Justiça solta acusado de ajudar na fuga de Lázaro Barbosa

O fazendeiro deixou o presídio de Águas Lindas (GO), na noite dessa sexta-feira (16/7)

Foto: DivulgaçãoLázaro e Elmi
Lázaro e Elmi

 

A Justiça revogou a prisão preventiva do chacareiro Elmi Caetano Evangelista, 73 anos. Ele foi detido acusado de auxiliar na fuga de Lázaro Barbosa, 32, o criminoso que matou uma família moradora de Ceilândia, no Distrito Federal, e fez outras vítimas. 

Advogado de Elmi, Ivan Barbosa disse que o fazendeiro deixou o presídio de Águas Lindas (GO), na noite dessa sexta-feira (16/7). “O juízo revogou a prisão e aplicou medidas cautelares”, afirmou ele 

Denúncia do MP

No último dia 7, o Tribunal de Justiça de Goiás (TJGO) recebeu a denúncia do Ministério Público de Goiás (MPGO) contra o chacareiro por supostamente ajudar Lázaro Barbosa.

Com isso, Elmi Caetano tornou-se réu, com a acusação de ter cometido os crimes de favorecimento pessoal, posse irregular de arma de fogo de uso permitido, e posse ou porte ilegal de arma de fogo de uso restrito.

Na ocasião, a juíza Luciana Oliveira, da Comarca de Cocalzinho de Goiás, também indeferiu o pedido de revogação da prisão preventiva de Elmi Caetano, que estava detido desde o dia 24 de junho.

Relato

O caseiro Alain Reis de Santana, que foi preso e solto logo depois, revelou à polícia que Elmi ajudou o maníaco na fuga. O patrão teria permitido que o foragido passasse as noites na sede da chácara e o alimentava há dias. Elmi teria deixado as portas do local destrancadas, como se esperasse por Lázaro.

No dia 24 de junho, por volta das 6h30, Alain chegou para trabalhar de bicicleta e encontrou o patrão, Elmi, e o filho Gabriel. O caseiro afirma que foi mandado para o córrego, com a informação de que a bomba estaria estragada, mas não havia nada de errado com o equipamento. Para o empregado, a ordem serviu para afastá-lo da sede da chácara.

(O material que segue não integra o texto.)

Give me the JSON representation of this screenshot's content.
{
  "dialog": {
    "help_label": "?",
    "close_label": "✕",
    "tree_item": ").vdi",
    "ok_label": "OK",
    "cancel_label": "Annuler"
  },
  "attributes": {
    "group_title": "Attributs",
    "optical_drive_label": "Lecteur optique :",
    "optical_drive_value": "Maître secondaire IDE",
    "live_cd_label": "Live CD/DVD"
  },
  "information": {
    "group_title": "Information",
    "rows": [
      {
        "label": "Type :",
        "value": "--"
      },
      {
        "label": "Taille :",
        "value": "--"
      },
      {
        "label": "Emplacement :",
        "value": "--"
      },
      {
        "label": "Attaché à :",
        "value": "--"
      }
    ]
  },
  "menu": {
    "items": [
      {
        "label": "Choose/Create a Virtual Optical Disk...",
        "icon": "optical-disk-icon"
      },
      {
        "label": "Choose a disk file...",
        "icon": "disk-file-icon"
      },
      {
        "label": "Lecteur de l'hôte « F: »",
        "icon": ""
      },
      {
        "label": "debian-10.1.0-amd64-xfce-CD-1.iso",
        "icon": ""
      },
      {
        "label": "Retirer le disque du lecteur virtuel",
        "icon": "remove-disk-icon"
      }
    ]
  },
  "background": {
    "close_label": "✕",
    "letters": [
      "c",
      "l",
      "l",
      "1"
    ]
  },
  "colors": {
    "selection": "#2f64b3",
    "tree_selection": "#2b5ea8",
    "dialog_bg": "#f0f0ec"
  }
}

No mesmo dia, Alain viu Lázaro entrar correndo na casa para se refugiar em um quarto, mas, antes, fez um sinal para que o funcionário deixasse o local. O caseiro encontrou policiais na propriedade e, por ter sido ameaçado de morte pelo foragido, negou que o criminoso estivesse na chácara. Depois que os agentes foram embora e, em seguida, um helicóptero sobrevoou a chácara, o foragido saiu do cômodo e foi até o córrego onde costumava se esconder.

Na decisão proferida nessa sexta, a juíza Luciana Oliveira de Almeida Maia da Silveira entendeu não haver perigo na soltura de Elmi. “O réu está preso preventivamente desde 25 de junho de 2021, por força de decisão proferida por este juízo na audiência de custódia, porquanto, naquela oportunidade, vislumbrou-se a necessidade de garantir a ordem pública, em razão da gravidade concreta dos fatos em tese praticados. No entanto, no presente momento, tenho que não persiste o perigo gerado pelo estado de liberdade”, disse.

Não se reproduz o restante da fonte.